Por causa do roteiro ou da inexperiência da direção – foi o segundo longa de Lambert – alguns momentos com o fantasma de Victor Pascow (Brad Greenquist) acabam saindo um pouco mais cômicos do que deveriam, dissipando a tensão. E o orçamento apertado do filme fez com que algumas coisas do livro fossem cortadas ou substituídas por outras mais questionáveis – a jornada de Louis pela floresta e a aparição do espírito assustador do cemitério, o Wendigo, são substituídas no filme por uma visão com efeitos especiais duvidosos. Também se percebe que os cineastas não conseguiram ir tão longe quanto King, no livro, ao descrever o horror da situação: colocar o herói para brigar no desfecho com um boneco é tosco e decepcionante.

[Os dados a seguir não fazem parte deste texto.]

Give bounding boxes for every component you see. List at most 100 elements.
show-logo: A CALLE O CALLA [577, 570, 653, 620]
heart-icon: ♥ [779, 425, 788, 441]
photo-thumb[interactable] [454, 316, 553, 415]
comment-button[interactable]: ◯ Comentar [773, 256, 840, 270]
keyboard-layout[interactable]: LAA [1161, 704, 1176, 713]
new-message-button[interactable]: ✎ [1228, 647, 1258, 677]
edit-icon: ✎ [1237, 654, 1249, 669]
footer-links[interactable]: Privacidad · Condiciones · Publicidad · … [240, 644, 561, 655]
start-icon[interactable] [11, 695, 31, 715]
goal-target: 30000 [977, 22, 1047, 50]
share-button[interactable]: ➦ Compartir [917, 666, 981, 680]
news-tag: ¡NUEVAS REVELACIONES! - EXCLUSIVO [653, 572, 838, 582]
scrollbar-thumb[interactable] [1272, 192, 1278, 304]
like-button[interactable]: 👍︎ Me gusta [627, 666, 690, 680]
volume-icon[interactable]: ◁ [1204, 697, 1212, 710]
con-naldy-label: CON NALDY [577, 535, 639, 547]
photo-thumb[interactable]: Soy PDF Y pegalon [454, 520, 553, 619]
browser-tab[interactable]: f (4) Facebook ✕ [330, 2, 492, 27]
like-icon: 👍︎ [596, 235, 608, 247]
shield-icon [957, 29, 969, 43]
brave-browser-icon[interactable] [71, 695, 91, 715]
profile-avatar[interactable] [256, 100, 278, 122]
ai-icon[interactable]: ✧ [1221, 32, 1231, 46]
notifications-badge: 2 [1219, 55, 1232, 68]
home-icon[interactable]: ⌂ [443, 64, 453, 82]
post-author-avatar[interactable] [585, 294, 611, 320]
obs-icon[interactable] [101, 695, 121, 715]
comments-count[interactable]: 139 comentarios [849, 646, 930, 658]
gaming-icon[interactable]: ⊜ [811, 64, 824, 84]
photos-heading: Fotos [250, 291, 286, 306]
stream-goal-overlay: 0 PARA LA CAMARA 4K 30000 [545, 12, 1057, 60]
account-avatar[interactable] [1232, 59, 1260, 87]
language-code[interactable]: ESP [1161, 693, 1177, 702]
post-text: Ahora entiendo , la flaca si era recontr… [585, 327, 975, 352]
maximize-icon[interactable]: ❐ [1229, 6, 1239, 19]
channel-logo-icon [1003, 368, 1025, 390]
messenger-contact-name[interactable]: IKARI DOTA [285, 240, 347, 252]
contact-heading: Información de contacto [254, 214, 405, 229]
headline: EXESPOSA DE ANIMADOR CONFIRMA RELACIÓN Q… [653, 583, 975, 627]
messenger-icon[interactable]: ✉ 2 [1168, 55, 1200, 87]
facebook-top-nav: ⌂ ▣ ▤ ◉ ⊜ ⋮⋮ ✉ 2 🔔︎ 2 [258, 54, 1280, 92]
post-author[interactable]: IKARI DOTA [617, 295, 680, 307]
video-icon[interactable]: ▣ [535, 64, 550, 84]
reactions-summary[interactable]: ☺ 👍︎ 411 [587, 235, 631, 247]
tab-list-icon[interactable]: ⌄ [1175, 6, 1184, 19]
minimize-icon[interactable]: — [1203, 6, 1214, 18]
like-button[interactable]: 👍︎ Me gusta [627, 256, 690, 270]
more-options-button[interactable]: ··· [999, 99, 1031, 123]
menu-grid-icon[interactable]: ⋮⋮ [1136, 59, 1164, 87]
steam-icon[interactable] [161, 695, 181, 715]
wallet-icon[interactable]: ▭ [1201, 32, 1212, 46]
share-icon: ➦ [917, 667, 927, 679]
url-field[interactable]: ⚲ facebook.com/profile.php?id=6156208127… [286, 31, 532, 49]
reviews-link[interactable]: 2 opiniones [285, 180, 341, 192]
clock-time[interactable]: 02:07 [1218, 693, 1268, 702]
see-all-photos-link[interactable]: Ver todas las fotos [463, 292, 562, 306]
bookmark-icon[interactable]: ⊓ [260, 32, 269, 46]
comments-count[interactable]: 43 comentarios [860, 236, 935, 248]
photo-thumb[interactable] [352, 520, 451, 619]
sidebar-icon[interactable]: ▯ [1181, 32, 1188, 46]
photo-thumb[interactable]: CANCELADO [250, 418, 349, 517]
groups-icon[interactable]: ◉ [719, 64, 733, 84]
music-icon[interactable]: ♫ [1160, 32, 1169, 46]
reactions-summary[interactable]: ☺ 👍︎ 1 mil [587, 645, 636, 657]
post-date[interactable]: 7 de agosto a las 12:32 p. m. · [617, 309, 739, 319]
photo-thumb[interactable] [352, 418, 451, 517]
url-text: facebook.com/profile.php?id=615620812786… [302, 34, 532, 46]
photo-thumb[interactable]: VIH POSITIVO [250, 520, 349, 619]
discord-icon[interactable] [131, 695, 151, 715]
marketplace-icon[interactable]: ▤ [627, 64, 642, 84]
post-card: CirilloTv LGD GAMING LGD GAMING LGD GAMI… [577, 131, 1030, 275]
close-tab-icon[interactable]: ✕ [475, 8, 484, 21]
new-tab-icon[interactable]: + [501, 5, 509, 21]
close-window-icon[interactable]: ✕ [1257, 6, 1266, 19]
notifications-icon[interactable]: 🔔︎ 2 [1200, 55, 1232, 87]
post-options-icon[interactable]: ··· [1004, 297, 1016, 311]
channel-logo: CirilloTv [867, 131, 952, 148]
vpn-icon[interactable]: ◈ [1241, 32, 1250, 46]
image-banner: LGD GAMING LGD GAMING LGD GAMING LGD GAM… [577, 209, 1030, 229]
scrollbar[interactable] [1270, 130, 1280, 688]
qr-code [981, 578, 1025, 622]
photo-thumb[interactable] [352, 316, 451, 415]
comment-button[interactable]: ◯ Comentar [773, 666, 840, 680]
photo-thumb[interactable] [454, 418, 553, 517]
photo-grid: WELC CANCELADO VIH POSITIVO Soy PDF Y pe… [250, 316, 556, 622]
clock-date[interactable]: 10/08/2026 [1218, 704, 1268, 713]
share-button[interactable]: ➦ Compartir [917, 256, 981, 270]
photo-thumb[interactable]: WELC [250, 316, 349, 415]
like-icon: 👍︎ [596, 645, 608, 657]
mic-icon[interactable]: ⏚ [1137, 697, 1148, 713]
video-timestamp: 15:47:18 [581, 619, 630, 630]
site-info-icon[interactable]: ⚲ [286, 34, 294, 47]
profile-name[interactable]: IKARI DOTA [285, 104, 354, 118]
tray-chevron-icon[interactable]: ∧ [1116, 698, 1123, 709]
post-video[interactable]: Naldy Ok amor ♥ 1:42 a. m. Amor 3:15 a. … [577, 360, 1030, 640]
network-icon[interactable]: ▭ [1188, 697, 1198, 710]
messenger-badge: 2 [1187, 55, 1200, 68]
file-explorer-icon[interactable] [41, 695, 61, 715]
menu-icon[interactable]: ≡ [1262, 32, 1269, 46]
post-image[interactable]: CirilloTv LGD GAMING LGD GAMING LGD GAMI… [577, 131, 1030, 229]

Porém, curiosamente, o filme ainda funciona apesar dessas falhas. Recentemente ele estreou na grade da Netflix, então, leitor, fique à vontade para conferir por si mesmo. E não dá para reclamar muito de uma obra cinematográfica que legou ao mundo uma canção sensacional dos Ramones, não é mesmo? Citados no livro de King, os Ramones gostaram tanto da homenagem que compuseram a canção “Pet Sematary” especialmente para o filme. Relembre o clipe clássico com cenas do longa:


Refilmagem: Boa ou má ideia?

Geralmente, quando escuto notícias sobre refilmagens em Hollywood me bate um desânimo. Porém, realmente acredito que uma nova versão de Cemitério Maldito, pelas razões que expliquei acima, poderia sim render algo especial e poderoso, tanto quanto o livro. Considero o livro o meu preferido de Stephen King e também o mais assustador e perturbador de todos que já li dele, e gostaria de ter uma versão cinematográfica à altura. Não consigo colocar aquele filme de 1989 num pedestal ou considera-lo uma obra incapaz de ser melhorada por uma nova visão – gosto dele, mas as falhas ficam mais aparentes a cada revisão. Neste caso, acho que vale a pena “escavar esta sepultura”.

A possibilidade desse remake já foi levantada várias vezes. Já chegamos a ouvir que a refilmagem poderia ser estrelada por George Clooney, e o diretor Guillermo Del Toro já quis se oferecer para comandar – conseguem imaginar Cemitério Maldito de Del Toro? E, recentemente, depois do sucesso mundial de It: A Coisa, o seu diretor, Andy Muschietti, levantou o braço também, dizendo para quem quisesse ouvir que, depois da Parte 2 de It, seu sonho seria refazer Cemitério Maldito. Essa também é uma possibilidade que me anima bastante.

O filme que passa na minha cabeça enquanto leio o livro – e li duas vezes – lembra aquele de 1989, mas em vários aspectos é muito mais forte e aterrorizante. Então, pelo menos neste caso, acho que vale a ressurreição. Refilmar clássicos e obras que resistiram ao tempo não faz sentido, na minha visão. Candidatos a refilmagem deveriam ser aqueles projetos que tinham potencial para serem grandes, mas que por algum motivo, não são.

A única coisa da qual tenho certeza que um possível remake não conseguirá melhorar em relação ao original é numa eventual canção. Realmente, os Ramones são imbatíveis.